The rain is falling harder now, and everything still hurts, and it’s getting hard to think, now-

He stares at the totalled green car and swallows something coppery tasting. They haven’t come out, he realises finally. They’re probably dead.

And why, why, why did his father have to play hat games with him? Why does he have to be able to remember things, like the girl’s scream and their faces and the glittering glass across the wet road-

Why does it hurt so damn much, just to breathe-

His eyes open just in time to see the motorbike’s light flicker, die, and then resurrect.
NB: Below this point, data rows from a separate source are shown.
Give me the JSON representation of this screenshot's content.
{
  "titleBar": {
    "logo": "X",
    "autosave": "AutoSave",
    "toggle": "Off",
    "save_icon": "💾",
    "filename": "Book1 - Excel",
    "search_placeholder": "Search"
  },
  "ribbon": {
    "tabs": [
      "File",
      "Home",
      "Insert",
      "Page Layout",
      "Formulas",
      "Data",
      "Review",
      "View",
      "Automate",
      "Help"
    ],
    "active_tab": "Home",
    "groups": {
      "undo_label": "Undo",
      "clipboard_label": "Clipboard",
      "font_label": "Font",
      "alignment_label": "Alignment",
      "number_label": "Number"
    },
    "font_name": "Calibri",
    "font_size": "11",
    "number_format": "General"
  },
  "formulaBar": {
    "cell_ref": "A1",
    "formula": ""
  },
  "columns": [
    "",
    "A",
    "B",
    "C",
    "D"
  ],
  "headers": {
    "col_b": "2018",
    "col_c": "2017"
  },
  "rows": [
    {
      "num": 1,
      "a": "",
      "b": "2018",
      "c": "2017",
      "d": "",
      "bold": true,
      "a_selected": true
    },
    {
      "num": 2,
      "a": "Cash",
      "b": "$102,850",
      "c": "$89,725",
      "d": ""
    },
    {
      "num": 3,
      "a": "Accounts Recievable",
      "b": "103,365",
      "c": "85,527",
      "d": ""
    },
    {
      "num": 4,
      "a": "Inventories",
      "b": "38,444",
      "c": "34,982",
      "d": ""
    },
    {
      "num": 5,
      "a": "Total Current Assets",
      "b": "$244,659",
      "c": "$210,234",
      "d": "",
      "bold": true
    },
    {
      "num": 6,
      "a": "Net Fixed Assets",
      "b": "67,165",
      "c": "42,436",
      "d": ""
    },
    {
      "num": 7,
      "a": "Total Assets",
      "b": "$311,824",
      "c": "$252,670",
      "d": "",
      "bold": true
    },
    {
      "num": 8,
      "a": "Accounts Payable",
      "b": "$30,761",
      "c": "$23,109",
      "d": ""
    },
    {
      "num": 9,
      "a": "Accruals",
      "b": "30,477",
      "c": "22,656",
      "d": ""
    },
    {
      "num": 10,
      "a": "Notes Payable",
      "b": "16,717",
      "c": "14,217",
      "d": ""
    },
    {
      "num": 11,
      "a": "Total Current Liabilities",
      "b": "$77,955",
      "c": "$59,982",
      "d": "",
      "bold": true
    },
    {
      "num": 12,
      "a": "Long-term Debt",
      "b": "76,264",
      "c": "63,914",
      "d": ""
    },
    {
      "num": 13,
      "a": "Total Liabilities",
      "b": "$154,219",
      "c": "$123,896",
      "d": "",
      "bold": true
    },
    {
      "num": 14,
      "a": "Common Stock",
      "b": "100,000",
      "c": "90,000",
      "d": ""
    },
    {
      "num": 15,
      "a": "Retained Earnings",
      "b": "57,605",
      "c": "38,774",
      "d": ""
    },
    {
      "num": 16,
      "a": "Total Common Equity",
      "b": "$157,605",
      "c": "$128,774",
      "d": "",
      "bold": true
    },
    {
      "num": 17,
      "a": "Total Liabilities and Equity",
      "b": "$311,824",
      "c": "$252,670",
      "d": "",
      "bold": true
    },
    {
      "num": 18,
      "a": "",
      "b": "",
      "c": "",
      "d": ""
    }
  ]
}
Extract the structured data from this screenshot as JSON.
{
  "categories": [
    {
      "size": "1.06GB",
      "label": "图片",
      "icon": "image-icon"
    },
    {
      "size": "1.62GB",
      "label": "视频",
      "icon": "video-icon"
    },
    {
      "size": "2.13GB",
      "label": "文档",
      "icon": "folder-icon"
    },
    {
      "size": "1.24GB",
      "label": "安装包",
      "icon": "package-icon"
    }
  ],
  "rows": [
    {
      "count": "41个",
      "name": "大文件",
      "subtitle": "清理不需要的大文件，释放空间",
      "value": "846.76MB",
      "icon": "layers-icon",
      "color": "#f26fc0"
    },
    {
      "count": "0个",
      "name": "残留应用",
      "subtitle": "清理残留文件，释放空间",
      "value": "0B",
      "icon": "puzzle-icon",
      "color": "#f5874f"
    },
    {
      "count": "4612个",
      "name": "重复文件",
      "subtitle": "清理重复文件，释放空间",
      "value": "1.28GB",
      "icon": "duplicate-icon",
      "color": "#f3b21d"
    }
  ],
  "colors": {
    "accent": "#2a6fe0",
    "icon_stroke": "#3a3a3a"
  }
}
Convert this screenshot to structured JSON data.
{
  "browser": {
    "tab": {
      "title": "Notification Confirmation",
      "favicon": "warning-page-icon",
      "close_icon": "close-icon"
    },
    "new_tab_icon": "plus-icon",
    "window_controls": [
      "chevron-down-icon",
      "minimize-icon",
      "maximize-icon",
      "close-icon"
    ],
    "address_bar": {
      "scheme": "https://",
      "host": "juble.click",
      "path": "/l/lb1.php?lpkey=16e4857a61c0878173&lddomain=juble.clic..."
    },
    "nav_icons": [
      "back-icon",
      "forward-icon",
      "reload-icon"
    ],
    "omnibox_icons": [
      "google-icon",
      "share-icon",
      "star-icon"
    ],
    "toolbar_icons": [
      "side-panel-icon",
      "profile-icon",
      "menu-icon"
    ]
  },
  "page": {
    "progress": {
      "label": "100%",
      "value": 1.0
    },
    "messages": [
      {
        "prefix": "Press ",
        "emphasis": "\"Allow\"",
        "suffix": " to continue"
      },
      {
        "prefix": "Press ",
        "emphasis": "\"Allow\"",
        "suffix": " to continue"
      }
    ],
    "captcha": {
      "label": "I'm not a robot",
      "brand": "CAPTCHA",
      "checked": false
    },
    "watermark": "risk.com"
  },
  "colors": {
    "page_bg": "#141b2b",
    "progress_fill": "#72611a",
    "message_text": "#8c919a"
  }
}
He thinks of Gus, who said, "I’ll never talk to you again if you crash that thing one more time!"

You might not anyway, he thinks, and that’s funny, and he laughs, but it dissolves into coughing, and then harsh, painful, wheezing gasps.

Because he’s scared.

In, out… in…out… gasp- choke- in… out… in, out, in, out, in…out….out…out…in… gasp-

He chokes, coughs, and keeps gasping. He wishes someone was here, anyone, just to sit beside him and hold his hand, suddenly. Gus, his dad… Juliet… hell, he’d even go for Lassie right now…

The gasping is making it harder to breathe. He panics.

That feeling from before is back. That fading-to-black-can’t-draw-breath feeling, and he can’t stop it, this time…

He closes his eyes and shudders with a now soundless oh of surprise.

He thinks he hears himself whimper and then everything fades away.

*

"Hey, can you hear me?"

"God, he’s a mess."

"Can you hear me?"

"Did you call the ambulance?"

"They’re on their way, already-"

The words bounce around his head and he tries to open his eyes. What’s going on? There’s been an accident? His chest constricts and he hears a sort of rattle.

Oh crap.

Is that him?

It doesn’t hurt anymore.

He tries again to open his eyes and this time he manages to crack them open. He can see a blurry figure sitting beside him, but not looking at him.

Then the blurry person turns their head and looks at him, and says, "Your bike’s ruined," like that’s what is important to him right now.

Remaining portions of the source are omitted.